Monoamines (like seratonin) increase the gain of the MN > which implies PTs could reduce effort for a given movement
Monoamines facilitate automatic movements
Dysregulation of monoamines likely contributes to alterations in cellular excitability in chronic spinal cord injury
Altered cellular excitability not necessarily a bad thing > consider other ideas
Targeted medications could be used to harness spinal network excitability
Next up Dr. Thompson presented his talk, titled – “Activation of spinal networks in patients with spinal cord injury to improve volitional movements”.
He began with a bold statement – “indiviuals with motor incomplete SCI do not fatigue”. How could this be? It seems that in a repeated stimulation protocol, patients with acute SCI do not exhibit a reduction in force generating capacity, whereas patients with chronic SCI and healthy controls do exhibit a reduction in the same protocol.
I also seems that people with incomplete SCI have a reserve of volitional force generation – 115% of maximal force can be achieved across the first 4-5 maximal contractions.
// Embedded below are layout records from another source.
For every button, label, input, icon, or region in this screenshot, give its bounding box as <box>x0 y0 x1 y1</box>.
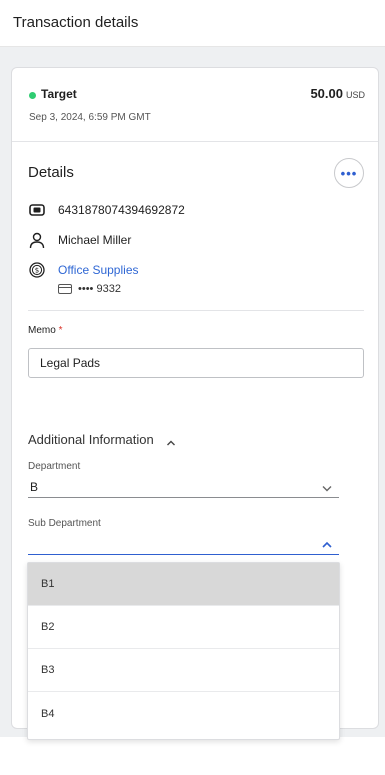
department-label: Department <box>28 461 81 472</box>
required-mark: * <box>58 325 63 336</box>
svg-text:$: $ <box>35 267 39 275</box>
chevron-up-icon <box>166 435 176 445</box>
transaction-date: Sep 3, 2024, 6:59 PM GMT <box>29 112 151 123</box>
department-value: B <box>30 479 39 494</box>
memo-divider <box>28 310 364 311</box>
additional-info-heading: Additional Information <box>28 432 154 447</box>
dollar-coin-icon: $ <box>28 261 46 279</box>
sub-department-select[interactable] <box>28 533 339 555</box>
department-select[interactable]: B <box>28 476 339 498</box>
dropdown-option[interactable]: B4 <box>28 692 339 735</box>
cardholder-row: Michael Miller <box>28 231 131 249</box>
transaction-id-row: 6431878074394692872 <box>28 201 185 219</box>
dropdown-option[interactable]: B3 <box>28 649 339 692</box>
merchant-name: Target <box>41 87 77 101</box>
merchant-summary: Target 50.00 USD Sep 3, 2024, 6:59 PM GMT <box>29 86 365 127</box>
chevron-down-icon <box>321 481 333 493</box>
more-options-button[interactable]: ••• <box>334 158 364 188</box>
card-last-four: •••• 9332 <box>78 283 121 295</box>
category-link[interactable]: Office Supplies <box>58 263 139 277</box>
amount-value: 50.00 <box>310 86 343 101</box>
memo-input[interactable] <box>28 348 364 378</box>
cardholder-name: Michael Miller <box>58 233 132 247</box>
card-number: •••• 9332 <box>58 283 121 295</box>
section-divider <box>12 141 378 142</box>
transaction-amount: 50.00 USD <box>310 86 365 101</box>
memo-label-text: Memo <box>28 325 56 336</box>
sub-department-dropdown: B1 B2 B3 B4 <box>27 562 340 740</box>
top-bar: Transaction details <box>0 0 385 47</box>
dropdown-option[interactable]: B1 <box>28 563 339 606</box>
status-dot <box>29 92 36 99</box>
credit-card-icon <box>58 284 72 294</box>
page-title: Transaction details <box>13 14 139 31</box>
chevron-up-icon <box>321 538 333 550</box>
category-row: $ Office Supplies <box>28 261 139 279</box>
card-chip-icon <box>28 201 46 219</box>
person-icon <box>28 231 46 249</box>
dropdown-option[interactable]: B2 <box>28 606 339 649</box>
additional-info-toggle[interactable]: Additional Information <box>28 432 176 447</box>
details-heading: Details <box>28 164 74 181</box>
amount-currency: USD <box>345 90 365 100</box>
sub-department-label: Sub Department <box>28 518 101 529</box>
transaction-id: 6431878074394692872 <box>58 203 185 217</box>
memo-label: Memo * <box>28 325 62 336</box>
In acute spinal cord injury there is a period of spinal shock and spinal reflex responses are suppressed. But after time (chronic) the responses become super sensitive to seratonin.
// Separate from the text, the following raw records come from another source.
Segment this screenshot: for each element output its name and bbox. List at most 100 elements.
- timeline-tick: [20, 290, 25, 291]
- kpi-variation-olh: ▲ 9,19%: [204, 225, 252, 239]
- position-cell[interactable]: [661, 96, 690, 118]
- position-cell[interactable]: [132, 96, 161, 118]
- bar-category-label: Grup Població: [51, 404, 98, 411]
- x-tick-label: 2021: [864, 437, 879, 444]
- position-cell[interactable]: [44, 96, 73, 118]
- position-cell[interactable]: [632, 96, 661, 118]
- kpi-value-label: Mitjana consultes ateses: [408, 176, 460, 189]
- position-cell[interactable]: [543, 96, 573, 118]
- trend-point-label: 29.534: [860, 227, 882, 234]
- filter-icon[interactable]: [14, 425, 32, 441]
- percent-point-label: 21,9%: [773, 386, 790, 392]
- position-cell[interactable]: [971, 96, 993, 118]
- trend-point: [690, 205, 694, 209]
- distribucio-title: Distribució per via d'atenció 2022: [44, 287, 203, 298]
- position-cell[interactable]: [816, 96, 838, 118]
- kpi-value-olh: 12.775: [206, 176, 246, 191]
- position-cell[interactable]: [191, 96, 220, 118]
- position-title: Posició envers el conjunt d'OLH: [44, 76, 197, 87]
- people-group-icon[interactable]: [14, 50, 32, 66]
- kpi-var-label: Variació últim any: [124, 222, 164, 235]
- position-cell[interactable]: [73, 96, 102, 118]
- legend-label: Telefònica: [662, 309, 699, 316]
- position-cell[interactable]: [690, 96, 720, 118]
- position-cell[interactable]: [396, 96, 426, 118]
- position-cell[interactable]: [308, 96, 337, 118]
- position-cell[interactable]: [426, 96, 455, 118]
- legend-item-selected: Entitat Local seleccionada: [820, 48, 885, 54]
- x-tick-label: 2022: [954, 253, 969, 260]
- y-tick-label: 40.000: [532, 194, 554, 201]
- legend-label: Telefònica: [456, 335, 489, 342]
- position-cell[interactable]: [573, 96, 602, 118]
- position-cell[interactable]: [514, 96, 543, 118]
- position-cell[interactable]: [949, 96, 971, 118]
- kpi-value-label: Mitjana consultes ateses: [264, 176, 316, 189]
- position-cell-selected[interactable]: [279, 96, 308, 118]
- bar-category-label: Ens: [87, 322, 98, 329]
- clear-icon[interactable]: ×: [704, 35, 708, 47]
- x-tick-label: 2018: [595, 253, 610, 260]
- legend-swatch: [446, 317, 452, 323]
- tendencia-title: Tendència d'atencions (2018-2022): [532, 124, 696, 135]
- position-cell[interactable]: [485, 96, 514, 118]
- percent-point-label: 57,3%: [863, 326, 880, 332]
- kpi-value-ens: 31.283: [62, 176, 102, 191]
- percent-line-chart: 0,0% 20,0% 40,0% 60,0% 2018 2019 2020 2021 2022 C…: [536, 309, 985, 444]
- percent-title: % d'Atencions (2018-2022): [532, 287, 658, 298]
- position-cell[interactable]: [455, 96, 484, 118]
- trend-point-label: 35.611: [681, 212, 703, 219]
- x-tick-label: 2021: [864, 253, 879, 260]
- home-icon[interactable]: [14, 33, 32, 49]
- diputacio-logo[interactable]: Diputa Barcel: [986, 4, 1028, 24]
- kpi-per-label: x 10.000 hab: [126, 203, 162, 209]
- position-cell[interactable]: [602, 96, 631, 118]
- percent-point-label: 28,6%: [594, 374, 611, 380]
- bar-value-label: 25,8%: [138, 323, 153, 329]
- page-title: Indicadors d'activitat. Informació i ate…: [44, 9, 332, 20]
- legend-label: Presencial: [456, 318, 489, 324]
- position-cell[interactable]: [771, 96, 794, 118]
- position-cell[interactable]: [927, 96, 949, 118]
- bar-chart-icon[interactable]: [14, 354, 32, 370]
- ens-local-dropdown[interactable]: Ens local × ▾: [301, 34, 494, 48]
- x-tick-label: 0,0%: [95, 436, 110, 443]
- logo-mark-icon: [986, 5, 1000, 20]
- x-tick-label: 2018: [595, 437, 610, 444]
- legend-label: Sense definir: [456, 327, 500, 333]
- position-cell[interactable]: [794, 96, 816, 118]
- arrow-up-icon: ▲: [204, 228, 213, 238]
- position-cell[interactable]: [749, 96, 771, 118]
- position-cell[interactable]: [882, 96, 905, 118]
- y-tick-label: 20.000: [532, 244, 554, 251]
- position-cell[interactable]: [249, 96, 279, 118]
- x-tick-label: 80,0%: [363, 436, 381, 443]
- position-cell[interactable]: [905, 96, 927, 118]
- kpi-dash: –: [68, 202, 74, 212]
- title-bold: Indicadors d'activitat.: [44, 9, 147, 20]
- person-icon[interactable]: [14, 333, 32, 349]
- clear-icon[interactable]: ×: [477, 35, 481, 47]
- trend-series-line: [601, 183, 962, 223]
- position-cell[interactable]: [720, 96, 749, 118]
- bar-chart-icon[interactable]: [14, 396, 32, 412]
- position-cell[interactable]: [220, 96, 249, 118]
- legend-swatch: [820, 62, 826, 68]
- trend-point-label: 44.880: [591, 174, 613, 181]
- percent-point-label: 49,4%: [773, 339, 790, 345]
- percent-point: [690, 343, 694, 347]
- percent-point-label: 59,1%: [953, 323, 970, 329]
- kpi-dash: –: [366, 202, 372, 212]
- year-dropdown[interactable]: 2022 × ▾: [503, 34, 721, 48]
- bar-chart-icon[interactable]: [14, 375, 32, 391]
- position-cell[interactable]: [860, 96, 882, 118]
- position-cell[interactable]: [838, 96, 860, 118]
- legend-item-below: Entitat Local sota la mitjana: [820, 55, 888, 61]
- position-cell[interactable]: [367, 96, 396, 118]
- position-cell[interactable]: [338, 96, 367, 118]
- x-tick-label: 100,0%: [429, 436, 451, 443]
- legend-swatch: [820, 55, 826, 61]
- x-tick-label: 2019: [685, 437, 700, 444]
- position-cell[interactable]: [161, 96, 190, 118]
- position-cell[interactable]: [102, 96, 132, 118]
Dr. Thompson want to know why and he looks to the motor neuron persistent inward current as a mechanism for the following three reasons:
There is an increased EMG amplitude across contractions, through increased recruitment and rate modulation of motor units
Prolonged torque in response to electricla stimulation using top hat stim protocol, which was abolished when a nerve block was in place
There are alterations in motor unit activity due to pharmacological agents (SSRI), which block the reuptake of seratonin
Dr. Thompson concluded by review attempts at translation of the findings in animal models to humans patients. The idea best examined by his lab group basically involves applying a ‘top-hat’ stimulation protocol made popular in cat experiments to human patients. Something very interesting happens when comparing humans and cats. The amount of force and the strength of the persistent inward current are larger when muscles are at shorter lengths IN HUMANS. However, the amount of force and the strength of the PIC are larger when muscles are at longer lengths IN CATS. Explaining this difference is the next task on Dr. Thompson’s plate.
Alright, that was a lot of motor neuron physiology and I appreciate you hanging in there so far. So, how can the above information be put into clinical practice? This is what Arun enthusiastically addressed – developing the rehabilitation protocol.
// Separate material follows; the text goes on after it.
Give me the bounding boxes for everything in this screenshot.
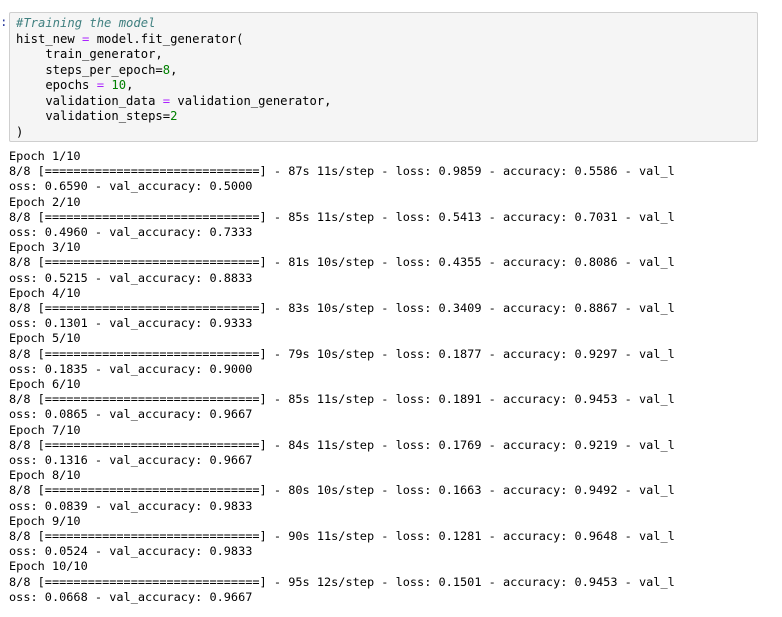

His main question was how can we harness the reserve in force generating capacity seen in patients with incomplete spinal cord injury?
This was tested in 10 patients with chronic motor incomplete SCI in a cross-over design with a two month washout period between the testing conditions. The phenomenon examined was that the harder you work, the more force enhancement you observe in the SCI population. As the time between maximal contractions gets longer, the enhancement in force production becomes lower (15 s is best). This phenomenon is present both concentric and isokinetic contraction modes.
Subjects trained with 65-80% of their one repetition maximum until they plateaued in function. Arun found that just isometric trained alone enhanced berg balance scores and walking distances in the 6-min and timed up and go tasks. Noxious stimulation at an intensity of 50 mA on the stomach skin was not so effective.
A follow up direction Arun is investigating is the use of intermittent hypoxia. It has been shown in rats that electromyography and force measurement improved in a ladder climbing task following a hypoxic state. How will patients with chronic SCI respond to hypoxic conditions during locomotor training? Arun is hopeful that benefits are realized in his patients.
Volitional drive can be enhance by working very hard
Does improve walking and balance
Can be done at home
What are long term effects?
Can this be complimented with intermittent hypoxia?